Il flottait comme un envoûtant parfum des soirées de Gatsby le Magnifique ce lundi soir dans les grands appartements de la Reine où virevoltaient de superbes silhouettes, en robe Charleston pailletée à franges, boa et éventail en plume. Manière de renouer avec la féerie et l’effervescence des Années Folles, la soirée costumée avait fait la part belle aux années 1920. Gatsby renaissait, on fêtait ces retrouvailles, et avec elles toute la légèreté, l’euphorie et la magie de cette époque bénie.
Se délecter d’un méli-mélo de flétan aux fleurs d’hibiscus givrés sous le Couronnement de Napoléon peint par David, c’est chic. Déguster un délicieux Paris-Brest en présence de l’Empereur, ça a de l’allure ! L’illusion est telle, qu’on en viendrait même à croire qu’on dîne dans les appartements de Bonaparte tant le Château de Versailles semble nous appartenir pour un soir.

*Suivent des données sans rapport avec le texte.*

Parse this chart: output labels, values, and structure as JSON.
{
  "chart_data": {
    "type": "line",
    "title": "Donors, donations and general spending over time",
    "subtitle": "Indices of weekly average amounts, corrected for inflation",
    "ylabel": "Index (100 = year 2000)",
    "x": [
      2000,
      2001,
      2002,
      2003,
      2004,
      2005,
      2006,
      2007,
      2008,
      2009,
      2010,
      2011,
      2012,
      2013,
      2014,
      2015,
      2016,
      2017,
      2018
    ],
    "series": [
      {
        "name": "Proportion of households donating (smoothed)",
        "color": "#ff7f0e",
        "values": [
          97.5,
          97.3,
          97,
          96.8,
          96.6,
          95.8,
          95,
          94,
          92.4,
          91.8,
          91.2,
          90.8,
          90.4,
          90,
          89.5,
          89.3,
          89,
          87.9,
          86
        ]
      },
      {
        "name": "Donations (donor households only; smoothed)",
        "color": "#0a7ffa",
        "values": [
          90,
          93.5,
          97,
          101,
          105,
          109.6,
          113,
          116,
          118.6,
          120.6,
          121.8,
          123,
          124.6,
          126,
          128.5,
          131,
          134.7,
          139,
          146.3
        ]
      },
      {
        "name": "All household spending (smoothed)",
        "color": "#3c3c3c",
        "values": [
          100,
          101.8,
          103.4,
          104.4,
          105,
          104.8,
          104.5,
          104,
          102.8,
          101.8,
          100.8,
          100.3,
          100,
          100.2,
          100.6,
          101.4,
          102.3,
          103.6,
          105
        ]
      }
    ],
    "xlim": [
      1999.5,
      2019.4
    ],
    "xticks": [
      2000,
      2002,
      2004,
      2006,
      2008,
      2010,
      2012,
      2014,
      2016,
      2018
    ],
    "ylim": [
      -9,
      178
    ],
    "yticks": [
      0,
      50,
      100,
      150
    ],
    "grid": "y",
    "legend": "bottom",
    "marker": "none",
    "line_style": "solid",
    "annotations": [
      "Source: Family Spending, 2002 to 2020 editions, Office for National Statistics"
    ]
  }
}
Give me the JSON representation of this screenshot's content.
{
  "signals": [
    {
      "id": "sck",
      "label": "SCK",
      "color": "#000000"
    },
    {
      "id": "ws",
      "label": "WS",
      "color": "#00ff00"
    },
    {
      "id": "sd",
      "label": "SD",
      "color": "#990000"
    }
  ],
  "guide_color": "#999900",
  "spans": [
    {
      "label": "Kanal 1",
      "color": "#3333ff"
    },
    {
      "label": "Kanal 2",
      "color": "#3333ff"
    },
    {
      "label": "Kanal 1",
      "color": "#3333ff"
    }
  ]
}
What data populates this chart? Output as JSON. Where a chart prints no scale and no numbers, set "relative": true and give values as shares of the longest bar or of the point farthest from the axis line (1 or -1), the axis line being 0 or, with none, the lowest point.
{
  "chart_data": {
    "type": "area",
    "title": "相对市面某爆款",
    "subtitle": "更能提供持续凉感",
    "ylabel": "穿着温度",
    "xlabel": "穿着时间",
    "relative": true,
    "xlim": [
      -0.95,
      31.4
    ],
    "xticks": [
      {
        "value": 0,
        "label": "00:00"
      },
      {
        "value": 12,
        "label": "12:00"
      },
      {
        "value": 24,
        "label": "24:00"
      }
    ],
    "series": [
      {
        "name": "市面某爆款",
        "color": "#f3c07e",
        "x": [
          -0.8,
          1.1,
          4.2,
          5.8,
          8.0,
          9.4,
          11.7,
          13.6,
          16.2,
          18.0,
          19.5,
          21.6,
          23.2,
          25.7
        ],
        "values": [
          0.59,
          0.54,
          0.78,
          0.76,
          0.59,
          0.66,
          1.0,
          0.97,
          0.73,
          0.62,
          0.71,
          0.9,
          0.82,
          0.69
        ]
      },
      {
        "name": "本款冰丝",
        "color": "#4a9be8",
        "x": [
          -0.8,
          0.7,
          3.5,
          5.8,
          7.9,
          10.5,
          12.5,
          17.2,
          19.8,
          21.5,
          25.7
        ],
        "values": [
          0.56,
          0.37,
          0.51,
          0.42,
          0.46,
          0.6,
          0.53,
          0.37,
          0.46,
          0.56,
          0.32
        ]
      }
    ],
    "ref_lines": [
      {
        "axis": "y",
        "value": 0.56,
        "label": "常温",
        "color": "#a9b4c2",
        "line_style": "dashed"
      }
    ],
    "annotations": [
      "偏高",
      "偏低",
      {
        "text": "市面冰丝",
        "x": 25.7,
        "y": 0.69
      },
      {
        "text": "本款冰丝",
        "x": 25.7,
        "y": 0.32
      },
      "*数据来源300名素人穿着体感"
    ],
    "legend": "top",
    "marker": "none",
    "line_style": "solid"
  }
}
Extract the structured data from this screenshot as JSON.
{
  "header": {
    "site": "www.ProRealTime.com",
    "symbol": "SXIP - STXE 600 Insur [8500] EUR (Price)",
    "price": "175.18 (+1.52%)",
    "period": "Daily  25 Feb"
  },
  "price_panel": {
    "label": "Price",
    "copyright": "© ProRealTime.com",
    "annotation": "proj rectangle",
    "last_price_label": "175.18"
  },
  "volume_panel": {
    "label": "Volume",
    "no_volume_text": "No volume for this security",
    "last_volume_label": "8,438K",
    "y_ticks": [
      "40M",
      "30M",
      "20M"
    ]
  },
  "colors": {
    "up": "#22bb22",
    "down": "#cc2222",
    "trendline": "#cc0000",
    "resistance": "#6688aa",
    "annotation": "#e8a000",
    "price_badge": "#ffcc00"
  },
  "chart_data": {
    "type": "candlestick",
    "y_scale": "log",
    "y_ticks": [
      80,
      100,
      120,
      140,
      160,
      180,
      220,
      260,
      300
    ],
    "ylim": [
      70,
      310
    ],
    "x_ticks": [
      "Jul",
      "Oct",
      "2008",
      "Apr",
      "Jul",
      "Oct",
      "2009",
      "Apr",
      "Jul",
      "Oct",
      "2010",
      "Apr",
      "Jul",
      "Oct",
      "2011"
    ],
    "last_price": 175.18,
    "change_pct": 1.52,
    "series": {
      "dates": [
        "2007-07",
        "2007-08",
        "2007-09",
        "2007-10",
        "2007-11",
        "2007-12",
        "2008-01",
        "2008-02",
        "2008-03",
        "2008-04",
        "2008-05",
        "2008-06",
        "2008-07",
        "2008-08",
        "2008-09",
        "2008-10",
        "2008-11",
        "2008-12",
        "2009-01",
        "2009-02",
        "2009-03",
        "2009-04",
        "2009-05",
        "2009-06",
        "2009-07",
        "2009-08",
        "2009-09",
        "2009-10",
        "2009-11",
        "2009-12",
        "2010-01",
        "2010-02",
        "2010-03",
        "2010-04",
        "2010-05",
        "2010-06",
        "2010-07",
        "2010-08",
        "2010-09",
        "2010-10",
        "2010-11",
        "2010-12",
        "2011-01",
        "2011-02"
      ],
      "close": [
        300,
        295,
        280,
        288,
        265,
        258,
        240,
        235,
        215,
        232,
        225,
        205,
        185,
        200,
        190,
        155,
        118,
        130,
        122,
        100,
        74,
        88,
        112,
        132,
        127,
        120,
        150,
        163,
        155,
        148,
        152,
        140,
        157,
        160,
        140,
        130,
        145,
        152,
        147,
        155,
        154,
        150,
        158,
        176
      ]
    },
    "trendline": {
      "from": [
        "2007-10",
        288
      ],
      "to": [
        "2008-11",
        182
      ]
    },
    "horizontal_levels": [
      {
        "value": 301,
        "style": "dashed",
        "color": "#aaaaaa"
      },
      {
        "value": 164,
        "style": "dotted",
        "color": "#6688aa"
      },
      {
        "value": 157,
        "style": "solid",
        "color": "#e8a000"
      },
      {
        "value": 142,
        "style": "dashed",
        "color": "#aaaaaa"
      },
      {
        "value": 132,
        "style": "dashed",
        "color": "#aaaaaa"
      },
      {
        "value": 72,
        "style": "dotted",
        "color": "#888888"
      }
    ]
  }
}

A presque minuit, sous les ors de la Galerie des Glaces, la foule s’est pressée devant les fenêtres pour contempler les jardins ennuités du Parc. Soudain le ciel s’est embrasé. Des fusées dorées ont éclaté en soleils, en cascades, en bombes, au rythme des valses de Strauss. Lors du bouquet final, l’or éclatant des feux a rougi de plaisir devant le chatoiement inattendu d’une cocarde groseille qui saluait l’arrivée musicale d’Offenbach et de son french Cancan. La nuit noire était rouge. Une guirlande humaine de danseurs a enflammé le parquet sage de la Galerie des Glaces, sous l’oeil impavide des trois cent cinquante-sept miroirs qui reflétaient la joyeuse farandole.
Mais les festivités ne s’arrêtaient pas là. Un After attendait les invités. A minuit, la Galerie des Batailles s’est métamorphosée en une immense piste de danse (120 mètres de long!) irisée de lasers, de jeux de lumière, de LED, à faire pâlir d’envie toutes les boites de nuit. Vibrer, se trémousser sur une chanson d’ABBA, en présence du tableau de la Bataille de Fontenoy ou celui de la bataille d’Austerlitz, a quelque chose de parfaitement surréaliste. C’est côtoyer, par dessus les siècles, ceux qui ont fait l’histoire de France. Un délicieux choc temporel qu’on ne vit qu’une seule fois dans sa vie. Mais laissons le mot de la fin, à un jeune couple, ivre de plaisir, radieux et comblé, qui, au sortir du château, foulant les pavés de la Cour Royale illuminée, et s’éloignant à regret de la magnificence, s’est exclamé : « On a réalisé un rêve ! »
Voilà, tout est dit. Danser au Château de Versailles, c’est vivre un rêve éveillé. Ce soir, ce fut la première édition du Bal du Siècle, et ce fut merveilleux. Nous attendons avec impatience la prochaine édition.